Spanische Grippe: Was wir heute von dieser Pandemie lernen können

Spanische Grippe: Was wir heute von dieser Pandemie lernen können
Foto: Militärkrankenhaus in Kansas zur Zeit der Spanischen Grippe / © Creative Commons Attribution 4.0 license

Die Spanische Grippe sorgte ab 1918 für bis zu 50 Millionen Tote. Mit strengen Maßnahmen konnten einige Städte allerdings viele Menschenleben retten – und deshalb dienen viele Maßnahmen der damaligen Pandemie heute während der Coronakrise als Vorbild.

Wie sollen wir auf die Corona-Pandemie reagieren? Diese Frage stellen sich Politiker, Wissenschaftler und Wirtschaftsexperten in aller Welt. Vorrangig ist nun, eine rasche Ausbreitung einzudämmen – sonst stoßen die Gesundheitssysteme wie in Italien an ihre Leistungsgrenze. Länder wie Österreich und Deutschland haben sich zu strengen Maßnahmen entschlossen, während unter anderem Großbritannien und auch Brasilien lange Zeit so taten, als wäre nichts.

Die Corona-Pandemie ist die erste Pandemie in dieser schrecklichen Tragweite seit der Spanischen Grippe. Diese wütete in den Jahren 1918 bis 1920 in vielen Teilen der Welt; jüngsten Schätzungen zufolge sind bis zu 50 Millionen Menschen gestorben. Die Sterblichkeitsrate betrug zwischen 1 und 3 Prozent – also ungefähr das Niveau, dass wohl auch jetzt beim Coronavirus beobachtet wird. Diese Grippe wurde von einem Subtyp des Influenza-A-Virus ausgelöst, der später unter anderem auch für die Schweinegrippe 2009 verantwortlich war. Als Spanische Grippe wurde die Pandemie bezeichnet, weil deren Auftreten erstmals in Spanien bekannt wurde – das einzige Land, in dem die Medien berichten durften, in anderen verhinderte das die Zensur (was wiederum an das Vorgehen der chinesischen Behörden erinnert).
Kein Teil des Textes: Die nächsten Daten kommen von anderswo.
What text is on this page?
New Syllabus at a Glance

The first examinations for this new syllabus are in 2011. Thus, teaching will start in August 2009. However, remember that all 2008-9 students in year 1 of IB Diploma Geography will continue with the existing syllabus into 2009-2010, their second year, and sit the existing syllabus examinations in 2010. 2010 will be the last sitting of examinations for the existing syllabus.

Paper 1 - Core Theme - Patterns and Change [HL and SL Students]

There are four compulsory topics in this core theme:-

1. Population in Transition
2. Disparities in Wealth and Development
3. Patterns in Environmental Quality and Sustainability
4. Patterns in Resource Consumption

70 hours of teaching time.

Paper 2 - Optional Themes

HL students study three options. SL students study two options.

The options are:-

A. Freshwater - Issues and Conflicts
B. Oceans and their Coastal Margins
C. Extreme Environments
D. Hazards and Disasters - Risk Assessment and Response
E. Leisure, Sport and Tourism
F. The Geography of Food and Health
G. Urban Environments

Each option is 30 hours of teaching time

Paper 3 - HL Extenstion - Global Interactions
Historische Lehren von der Spanischen Grippe

Welche historischen Lehren können Wissenschaftler heute ziehen? Die wichtigste Erkenntnis: So wie heute waren die Unterschiede zwischen einzelnen Städten groß – Daten liegen vor allem aus den USA vor, wo die Pandemie damals ihren Ausgang hatte. Es zeigte sich, dass eine frühe, scharfe Reaktion zu vergleichsweise niedrigen Opferzahlen führte. Musterbeispiel ist St. Louis, wo die Gesundheitsbehörden rasch öffentliche Versammlungen verboten, Schulen geschlossen hielten und auch Kirchen sperren ließen. In dieser US-Stadt starben “nur” 700 Menschen. Ganz anders die Lage in Philadelphia, wo die Gefahr verhamlost wurde und sogar große Paraden abgehalten wurden: 12.000 Menschen kamen ums Leben. Also: Social Distancing” ist unverzichtbar und kann viele Menschenleben retten.

In Ländern wie Österreich konnte sich die Spanische Grippe nicht nur deshalb rasch ausbreiten, weil die Bevölkerung angesichts des Ersten Weltkriegs schon geschwächt war und das Gesundheitssystem nicht gewappnet war. Außerdem glaubte man, den Menschen die Wahrheit angesichts des Kollaps der Monarchie nicht zumuten zu können. Die meisten starben, ohne zu wissen, woran.

Eine weitere Lehre: In verschiedenen Ländern wurden abstruse Theorien verbreitet und damit auch die Abneigung gegen Kriegsgegner geschürt. So hieß es in den USA, deutsche Soldaten hätten die Krankheit absichtlich verbreitet; in Deutschland wiederum wurden Spanier verantwortlich gemacht.

Spanische Grippe und die Wirtschaft

In einer aktuellen Studie wird außerdem auf einen anderen Aspekt hingewiesen: Strenge Maßnahmen gegen die Pandemie haben keinen nachteiligen Effekt auf die Wirtschaft. Im Gegenteil: Analysen der unterschiedlichen Vorgehensweise verschiedener Städte bzw. Regionen als Reaktion auf die Spanische Grippe zeigen, dass strenge Regeln und frühes Eingreifen eher förderlich für die Wirtschaft waren – diese hatte sich in diesen Gebieten nach dem Ende der Viruspandemie rascher erholt.